Helios imageHelios was the incarnation of the sun in Greek mythology, and described as a handsome youth bearing the shining aureole of the Sun indicating his solar attributes: powerful, fiery, bright and tireless. He drove his chariot of the sun, pulled by the four horses Pyrois, Eos, Aethon and Phlegon, across the sky each day to earth-circling Oceanus and through the world-ocean returned to the East at night. As time passed, Helios was increasingly associated with the god of light, Apollo. However, in spite of their fusion, they were also often viewed as two distinct gods. Helios was a Titan a member of the earlier order of gods that preceded the Olympians as Apollo was. The equivalent of Helios in Roman mythology was Sol, specifically Sol Invictus.

Solar Power Facts

  • Every hour the sun beams onto Earth more than enough energy to satisfy global needs for an entire year. Solar energy harnesses the sun’s power and make it useable, but today the technology produces less than 0.001% (one tenth of one percent) of the global energy demand.
  • Although the sun is over 90 million miles from the Earth, it takes less than 10 minutes for light to speed across that distance.
  • Only 0.01% of the energy produced by nuclear fusion in the sun per second would be needed to satisfy the entire population of the earth’s energy requirements.

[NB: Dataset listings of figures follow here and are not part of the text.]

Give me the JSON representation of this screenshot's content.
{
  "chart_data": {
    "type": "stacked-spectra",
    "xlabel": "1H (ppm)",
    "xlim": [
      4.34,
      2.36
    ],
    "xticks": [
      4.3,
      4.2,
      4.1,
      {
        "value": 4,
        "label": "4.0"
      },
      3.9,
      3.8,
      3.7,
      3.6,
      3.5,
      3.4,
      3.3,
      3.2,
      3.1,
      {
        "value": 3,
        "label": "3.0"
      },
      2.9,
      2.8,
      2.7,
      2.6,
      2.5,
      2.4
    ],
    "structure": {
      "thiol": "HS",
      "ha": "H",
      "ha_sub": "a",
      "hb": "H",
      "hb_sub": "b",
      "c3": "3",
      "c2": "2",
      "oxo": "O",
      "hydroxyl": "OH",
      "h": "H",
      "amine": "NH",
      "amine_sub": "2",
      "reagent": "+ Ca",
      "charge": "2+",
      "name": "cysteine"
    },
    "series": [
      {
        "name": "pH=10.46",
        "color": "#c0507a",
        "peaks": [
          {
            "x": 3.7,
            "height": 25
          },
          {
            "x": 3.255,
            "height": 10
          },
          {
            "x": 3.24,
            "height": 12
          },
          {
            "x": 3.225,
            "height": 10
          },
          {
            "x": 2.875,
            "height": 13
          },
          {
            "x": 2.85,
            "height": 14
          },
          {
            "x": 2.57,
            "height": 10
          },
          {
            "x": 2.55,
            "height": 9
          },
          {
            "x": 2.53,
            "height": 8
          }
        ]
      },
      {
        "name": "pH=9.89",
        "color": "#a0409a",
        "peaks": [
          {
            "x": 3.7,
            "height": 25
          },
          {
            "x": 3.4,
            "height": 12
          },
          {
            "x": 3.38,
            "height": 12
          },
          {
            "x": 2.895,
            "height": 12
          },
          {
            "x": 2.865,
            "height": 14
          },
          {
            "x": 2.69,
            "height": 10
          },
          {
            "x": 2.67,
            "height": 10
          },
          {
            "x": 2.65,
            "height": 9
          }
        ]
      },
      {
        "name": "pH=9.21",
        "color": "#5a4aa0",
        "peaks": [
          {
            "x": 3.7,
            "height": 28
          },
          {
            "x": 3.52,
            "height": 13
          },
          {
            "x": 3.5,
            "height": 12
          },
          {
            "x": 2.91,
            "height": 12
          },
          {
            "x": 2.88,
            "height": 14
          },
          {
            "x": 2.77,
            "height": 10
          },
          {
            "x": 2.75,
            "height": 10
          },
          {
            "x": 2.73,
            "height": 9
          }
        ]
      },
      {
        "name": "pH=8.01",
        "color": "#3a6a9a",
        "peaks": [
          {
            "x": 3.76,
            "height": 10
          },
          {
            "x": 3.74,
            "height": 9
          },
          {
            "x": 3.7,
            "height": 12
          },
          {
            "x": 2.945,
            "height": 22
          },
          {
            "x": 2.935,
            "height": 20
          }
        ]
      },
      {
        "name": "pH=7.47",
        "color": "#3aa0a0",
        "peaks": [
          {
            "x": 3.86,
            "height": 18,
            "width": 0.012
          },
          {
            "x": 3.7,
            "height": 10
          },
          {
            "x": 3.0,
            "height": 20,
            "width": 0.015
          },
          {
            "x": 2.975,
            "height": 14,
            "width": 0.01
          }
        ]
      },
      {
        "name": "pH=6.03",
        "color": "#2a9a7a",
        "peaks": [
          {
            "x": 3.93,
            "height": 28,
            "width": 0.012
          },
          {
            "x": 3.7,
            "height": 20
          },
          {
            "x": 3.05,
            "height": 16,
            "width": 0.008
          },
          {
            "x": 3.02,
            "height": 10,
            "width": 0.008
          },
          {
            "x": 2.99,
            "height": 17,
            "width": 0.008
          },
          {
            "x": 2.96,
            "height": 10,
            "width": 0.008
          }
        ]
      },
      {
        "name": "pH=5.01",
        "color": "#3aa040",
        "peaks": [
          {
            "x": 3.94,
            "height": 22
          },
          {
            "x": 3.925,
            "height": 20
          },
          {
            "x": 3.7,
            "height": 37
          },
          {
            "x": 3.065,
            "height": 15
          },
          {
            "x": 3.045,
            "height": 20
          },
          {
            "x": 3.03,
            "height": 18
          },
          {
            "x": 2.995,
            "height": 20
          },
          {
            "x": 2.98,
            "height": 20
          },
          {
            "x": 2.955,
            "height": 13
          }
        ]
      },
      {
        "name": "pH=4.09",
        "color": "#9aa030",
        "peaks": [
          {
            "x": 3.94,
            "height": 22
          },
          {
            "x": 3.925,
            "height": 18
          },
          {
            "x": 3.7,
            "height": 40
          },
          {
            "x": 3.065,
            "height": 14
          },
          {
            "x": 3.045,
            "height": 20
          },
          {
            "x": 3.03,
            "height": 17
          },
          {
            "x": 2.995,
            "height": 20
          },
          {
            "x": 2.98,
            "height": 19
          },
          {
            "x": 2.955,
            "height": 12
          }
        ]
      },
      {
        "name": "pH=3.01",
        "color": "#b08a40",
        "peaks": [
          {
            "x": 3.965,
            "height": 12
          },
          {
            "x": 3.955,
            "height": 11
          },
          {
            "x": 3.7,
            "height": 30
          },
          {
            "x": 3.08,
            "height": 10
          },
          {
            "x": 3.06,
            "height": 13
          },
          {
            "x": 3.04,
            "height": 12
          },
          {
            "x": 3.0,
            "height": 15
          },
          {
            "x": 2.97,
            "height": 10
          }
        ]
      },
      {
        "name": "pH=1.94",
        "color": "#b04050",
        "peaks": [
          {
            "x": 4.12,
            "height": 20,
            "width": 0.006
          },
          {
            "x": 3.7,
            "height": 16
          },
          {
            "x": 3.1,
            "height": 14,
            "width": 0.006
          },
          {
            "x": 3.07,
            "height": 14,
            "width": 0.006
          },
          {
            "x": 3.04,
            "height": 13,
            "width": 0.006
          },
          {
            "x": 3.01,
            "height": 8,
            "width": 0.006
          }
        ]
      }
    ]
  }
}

  • Solar energy has been used by humans for a long time in heating, cooking food, removing salt from seawater and drying clothes. In 700 BC, glass lenses were used to make fire by magnifying the sun’s rays.
  • Other passive technologies are for example big windows placed on the sunny side of a building allowing sunlight to heat-absorbent materials on the floor and walls, with those surfaces releasing the heat at night to keep the building warm.  Similarly, absorbent plates on a roof can heat liquid in tubes that supply a house or building with hot water.
  • The sun is a direct source of energy. Using renewable energy technologies, we can convert that solar energy into electricity, and as technology improves solar power costs have decreased and it has become a more viable alternative competing with other energy sources such as coal and oil.
  • Large number of Solar cells or so-called photovoltaic cells, are put together to create solar panels that convert light energy into electricity. The cells are made of semiconductor materials like those found in computer chips, and when sunlight hits them, it knocks electrons loose from their atoms, and as the electrons flow through the cell they generate electricity.
  • On a larger scale, solar thermal power plants employ various techniques to concentrate the sun’s energy as a heat source. The heat is then use to boil water to drive a steam turbine that generates electricity in the same way as coal and nuclear power plants do. The largest solar power plant in the world is in the Mojave Desert in California, covering 1000 acres.
  • Spacecraft and space stations such as the International Space Station (ISS) often use solar panels to generate power.  Space missions have been using solar energy to power spaceships since 1958.
  • All solar lights are wireless, they are not hooked up to external sources of power.
  • Solar lights produce no pollution and cause no harmful environmental effects.
  • Solar lights are immune to black outs.
  • Solar-powered outdoor lighting is virtually maintenance free, since the batteries require no water or other regular service.
  • Solar lights work even after cloudy days. During daylight, even when overcast, the solar panels’ solar generators charge long-life batteries, which store the energy until needed.